The article goes on to list additional topics of studies included in the compendium, at least one of which was also conducted by the same team of authors as the migraine study. EID has actually analyzed the data of this team’s last three health studies, though, and in each one data show that areas with no drilling have much higher levels of symptoms than areas with shale development – contrary to the researchers’ claims of a link between development and health impacts.
In the study on premature birth that StateImpact mentions by topic, the researchers claim living closer to shale wells increases the risk of premature birth. But 11 percent of women had premature deliveries in the area closest to shale wells, which according to the Centers for Disease Control and Prevention, is on par with the national average of roughly 1 in every 9 babies being born prematurely – or about 11 percent of babies. This means the rates near wells were not elevated at all, as the researchers tried to suggest.
Finally, while the researchers’ asthma study is not specifically mentioned in the article, it is included in the compendium and worth mentioning.
That study is contradicted by Pennsylvania Department of Health data, which show that heavily drilled counties have far lower rates of asthma hospitalizations than counties that have no shale production at all.
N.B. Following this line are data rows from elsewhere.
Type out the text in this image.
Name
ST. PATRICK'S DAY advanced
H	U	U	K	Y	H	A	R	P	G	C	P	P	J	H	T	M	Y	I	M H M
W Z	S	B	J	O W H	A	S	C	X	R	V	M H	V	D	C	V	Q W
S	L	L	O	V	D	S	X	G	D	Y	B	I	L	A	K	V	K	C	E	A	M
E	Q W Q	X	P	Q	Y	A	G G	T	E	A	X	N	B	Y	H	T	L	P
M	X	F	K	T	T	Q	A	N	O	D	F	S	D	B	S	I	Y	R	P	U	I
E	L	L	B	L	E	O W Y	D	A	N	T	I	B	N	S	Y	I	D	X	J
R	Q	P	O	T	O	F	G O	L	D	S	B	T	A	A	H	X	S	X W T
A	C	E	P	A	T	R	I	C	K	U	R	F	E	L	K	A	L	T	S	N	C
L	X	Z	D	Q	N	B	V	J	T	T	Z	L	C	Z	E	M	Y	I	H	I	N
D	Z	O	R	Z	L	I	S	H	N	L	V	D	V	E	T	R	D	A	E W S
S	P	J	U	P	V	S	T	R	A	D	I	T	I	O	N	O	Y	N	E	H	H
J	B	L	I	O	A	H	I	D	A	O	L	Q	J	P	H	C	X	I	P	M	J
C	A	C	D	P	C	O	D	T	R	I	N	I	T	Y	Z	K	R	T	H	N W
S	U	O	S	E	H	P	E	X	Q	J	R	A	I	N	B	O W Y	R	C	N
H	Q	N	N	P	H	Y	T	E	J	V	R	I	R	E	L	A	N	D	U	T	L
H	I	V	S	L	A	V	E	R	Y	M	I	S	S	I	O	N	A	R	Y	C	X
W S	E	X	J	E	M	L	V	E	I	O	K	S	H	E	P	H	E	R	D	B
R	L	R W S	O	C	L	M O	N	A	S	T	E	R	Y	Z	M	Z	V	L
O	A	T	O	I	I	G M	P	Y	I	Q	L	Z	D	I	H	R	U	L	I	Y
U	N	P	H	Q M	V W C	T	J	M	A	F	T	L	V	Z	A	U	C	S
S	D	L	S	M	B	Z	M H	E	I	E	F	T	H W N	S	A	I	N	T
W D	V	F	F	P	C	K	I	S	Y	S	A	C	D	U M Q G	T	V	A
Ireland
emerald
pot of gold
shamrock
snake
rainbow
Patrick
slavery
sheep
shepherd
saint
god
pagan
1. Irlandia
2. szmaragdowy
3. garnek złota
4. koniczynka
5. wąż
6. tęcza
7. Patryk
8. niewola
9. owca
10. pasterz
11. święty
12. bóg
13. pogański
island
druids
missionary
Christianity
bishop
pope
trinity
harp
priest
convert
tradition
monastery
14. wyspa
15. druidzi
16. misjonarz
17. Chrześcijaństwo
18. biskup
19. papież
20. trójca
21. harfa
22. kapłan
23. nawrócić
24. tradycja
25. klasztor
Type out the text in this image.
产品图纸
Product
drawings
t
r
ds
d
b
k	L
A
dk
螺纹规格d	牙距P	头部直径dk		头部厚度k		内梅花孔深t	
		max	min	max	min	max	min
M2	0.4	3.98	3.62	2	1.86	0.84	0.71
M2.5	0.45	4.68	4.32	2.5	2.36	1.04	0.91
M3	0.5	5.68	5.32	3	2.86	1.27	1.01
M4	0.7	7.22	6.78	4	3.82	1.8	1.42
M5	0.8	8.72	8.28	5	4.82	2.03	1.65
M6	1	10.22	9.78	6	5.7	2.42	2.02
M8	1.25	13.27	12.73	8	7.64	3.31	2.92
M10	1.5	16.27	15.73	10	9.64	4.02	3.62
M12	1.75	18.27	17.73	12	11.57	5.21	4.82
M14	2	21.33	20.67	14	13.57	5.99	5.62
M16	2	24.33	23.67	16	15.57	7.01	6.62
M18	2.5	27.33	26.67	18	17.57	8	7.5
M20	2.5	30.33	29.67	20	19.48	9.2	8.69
The Department of Health data also show asthma hospitalizations declined by 26 percent from 2009 to 2013, when natural gas production in the state soared.
And this is only a snapshot of the types of studies included in the compendium.
The background of researchers conducting or analyzing studies is equally as important as what they claim to find. And it’s the media’s responsibility to make sure the public has that information on hand—otherwise the average person isn’t getting a complete picture.